Segundo Jones Manoel, haveria essas condições favoráveis:

“No último domingo, vimos 78,27% dos chilenos dizer não à atual Constituição – o que significa que o movimento conquistou, também, amplos setores das camadas médias. A assembleia constituinte exclusiva terá também paridade de gênero e elementos de representação de povos originários. Esse ponto é importante. (…) A partir de agora, o centro da luta de classes será o conteúdo, a forma política estatal-burguesa que sairá desta Constituição. (…) Nós temos alguns sinais positivos. Daniel Jadue, militante do Partido Comunista Chileno e prefeito de Recoleta, é o favorito em todas as pesquisas eleitorais à presidência no Chile, como noticia o Opera Mundi. Aliado a isso, não me parece que a burguesia chilena tenha encontrado até agora uma tática para barrar a ascensão do movimento de massas. A resposta centrada em repressão, repressão e mais repressão não tem dado o resultado esperado. (…) Vamos acompanhar com esperança e solidariedade militantes os próximos capítulos da luta de classes no Chile”.

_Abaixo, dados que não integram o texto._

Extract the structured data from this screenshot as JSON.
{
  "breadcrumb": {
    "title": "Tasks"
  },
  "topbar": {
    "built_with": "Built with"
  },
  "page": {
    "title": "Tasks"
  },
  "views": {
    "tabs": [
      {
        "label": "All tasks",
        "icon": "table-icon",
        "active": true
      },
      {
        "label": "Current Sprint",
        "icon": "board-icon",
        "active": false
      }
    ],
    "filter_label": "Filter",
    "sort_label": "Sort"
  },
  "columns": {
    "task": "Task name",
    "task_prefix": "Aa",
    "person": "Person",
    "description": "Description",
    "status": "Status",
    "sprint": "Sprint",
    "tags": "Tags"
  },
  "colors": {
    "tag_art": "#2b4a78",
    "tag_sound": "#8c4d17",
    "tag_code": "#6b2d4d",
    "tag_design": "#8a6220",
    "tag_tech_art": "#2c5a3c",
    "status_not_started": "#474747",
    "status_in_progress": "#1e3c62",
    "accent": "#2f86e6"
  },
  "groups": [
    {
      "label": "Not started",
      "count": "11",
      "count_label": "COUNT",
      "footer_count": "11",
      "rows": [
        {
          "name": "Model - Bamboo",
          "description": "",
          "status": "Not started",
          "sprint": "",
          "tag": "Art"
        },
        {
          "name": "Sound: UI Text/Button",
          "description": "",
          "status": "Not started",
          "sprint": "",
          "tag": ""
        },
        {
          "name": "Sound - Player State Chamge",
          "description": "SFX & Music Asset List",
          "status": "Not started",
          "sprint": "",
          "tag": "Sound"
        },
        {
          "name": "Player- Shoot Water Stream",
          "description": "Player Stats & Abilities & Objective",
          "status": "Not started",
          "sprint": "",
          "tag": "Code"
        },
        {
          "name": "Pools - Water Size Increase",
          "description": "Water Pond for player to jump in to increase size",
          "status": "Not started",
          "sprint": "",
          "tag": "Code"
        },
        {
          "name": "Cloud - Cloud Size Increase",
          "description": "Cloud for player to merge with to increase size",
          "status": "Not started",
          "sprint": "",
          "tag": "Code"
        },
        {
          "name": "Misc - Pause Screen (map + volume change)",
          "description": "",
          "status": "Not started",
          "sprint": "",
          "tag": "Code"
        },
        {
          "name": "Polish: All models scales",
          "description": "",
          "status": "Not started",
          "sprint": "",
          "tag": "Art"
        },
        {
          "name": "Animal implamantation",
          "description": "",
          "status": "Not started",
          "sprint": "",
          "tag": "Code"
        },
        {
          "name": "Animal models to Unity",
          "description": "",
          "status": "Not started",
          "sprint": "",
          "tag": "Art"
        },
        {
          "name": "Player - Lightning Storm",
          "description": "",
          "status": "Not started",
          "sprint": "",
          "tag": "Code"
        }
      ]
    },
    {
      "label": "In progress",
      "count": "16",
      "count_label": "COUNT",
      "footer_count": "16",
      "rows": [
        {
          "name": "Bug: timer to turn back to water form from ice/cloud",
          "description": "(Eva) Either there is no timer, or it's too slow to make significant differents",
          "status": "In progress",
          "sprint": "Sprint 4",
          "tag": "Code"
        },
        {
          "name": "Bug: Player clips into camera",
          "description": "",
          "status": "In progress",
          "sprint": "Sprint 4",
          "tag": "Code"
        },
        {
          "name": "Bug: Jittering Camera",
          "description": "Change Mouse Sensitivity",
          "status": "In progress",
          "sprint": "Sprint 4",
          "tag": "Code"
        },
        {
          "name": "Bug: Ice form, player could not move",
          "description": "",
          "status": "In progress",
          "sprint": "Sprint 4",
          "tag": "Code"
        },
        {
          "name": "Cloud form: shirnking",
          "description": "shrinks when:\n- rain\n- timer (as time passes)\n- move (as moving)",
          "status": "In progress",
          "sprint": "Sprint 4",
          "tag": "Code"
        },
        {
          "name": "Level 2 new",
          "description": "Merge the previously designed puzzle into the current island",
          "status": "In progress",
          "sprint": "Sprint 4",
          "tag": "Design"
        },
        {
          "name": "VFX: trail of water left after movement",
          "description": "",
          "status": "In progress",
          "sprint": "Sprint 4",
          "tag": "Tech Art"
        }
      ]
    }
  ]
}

A “análise” do blogueiro do PCB é o resultado de um otimismo vão e vulgar, que não tem fundamento algum na realidade. Mas mais do que um erro pontual, é a expressão do fenômeno da “frente ampla”: Jones Manoel é um dos cabos eleitorais de Guilherme Boulos, que vive repetindo, como um “profeta”, que o PSOL irá vencer as eleições e que, sabe-se lá por que, isso representaria uma virada na luta contra o fascismo. Esse “otimismo”, no final das contas, apenas serve para desmobilizar os setores que compreendem a seriedade da situação e estão dispostos a travar uma luta contra seus inimigos políticos.

Vejamos, agora, qual é a realidade do Chile.

Em primeiro lugar, a aprovação quase absoluta de uma nova Constituição mostra que há um acordo entre a esquerda, a direita e até mesmo a extrema-direita no Chile. Se a Constituição fosse o resultado de uma verdadeira guerra da população contra a burguesia, o resultado não seria tão folgado. Além disso, a Constituição terá apenas 155 deputados. O número reduzido de representantes sempre foi uma tática da burguesia para aumentar seu controle sobre qualquer processo. Ao mesmo tempo, será preciso 2/3 dos votos para decidir cada questão da Constituinte, o que obrigará a esquerda a se unir à direita para conseguir aprovar suas resoluções.

Não é à toa, portanto, que a Constituinte foi aplaudida em todo o mundo “democrático” — isto é, pelo imperialismo. Os mesmos órgãos de imprensa venais que chamam a Venezuela de “ditadura” ficaram entusiasmados com o processo constituinte no Chile. Ou seja, para o imperialismo, a Constituinte foi um excelente acordo e uma farsa contra todo o movimento popular. Para a esquerda, contudo, trata-se de uma colaboração vergonhosa com os inimigos do povo.

No fim das contas, a Constituinte chilena seguirá a mesma lei eleitoral de Augusto Pinochet. O voto será distrital, o que significará que nem todo voto valerá, de fato, um voto. O voto de todos os cidadãos de um distrito corresponderá a um único voto, o que é mais uma meio para a burguesia controlar o processo. Nem mesmo dentro dos distritos, os votos são de fato iguais, pois são contabilizados através de uma fórmula matemática muito complexa e obscura. Por fim, o acordo da Constituinte manterá Sebastián Piñera no poder, a polícia continuará matando do mesmo jeito e o regime continuará de pé. Analisado deste ponto de vista, a Constituinte não é uma vitória popular, mas sim uma manobra conscientemente articulada pela burguesia para impedir que o movimento popular prosseguisse com suas reivindicações mais urgentes.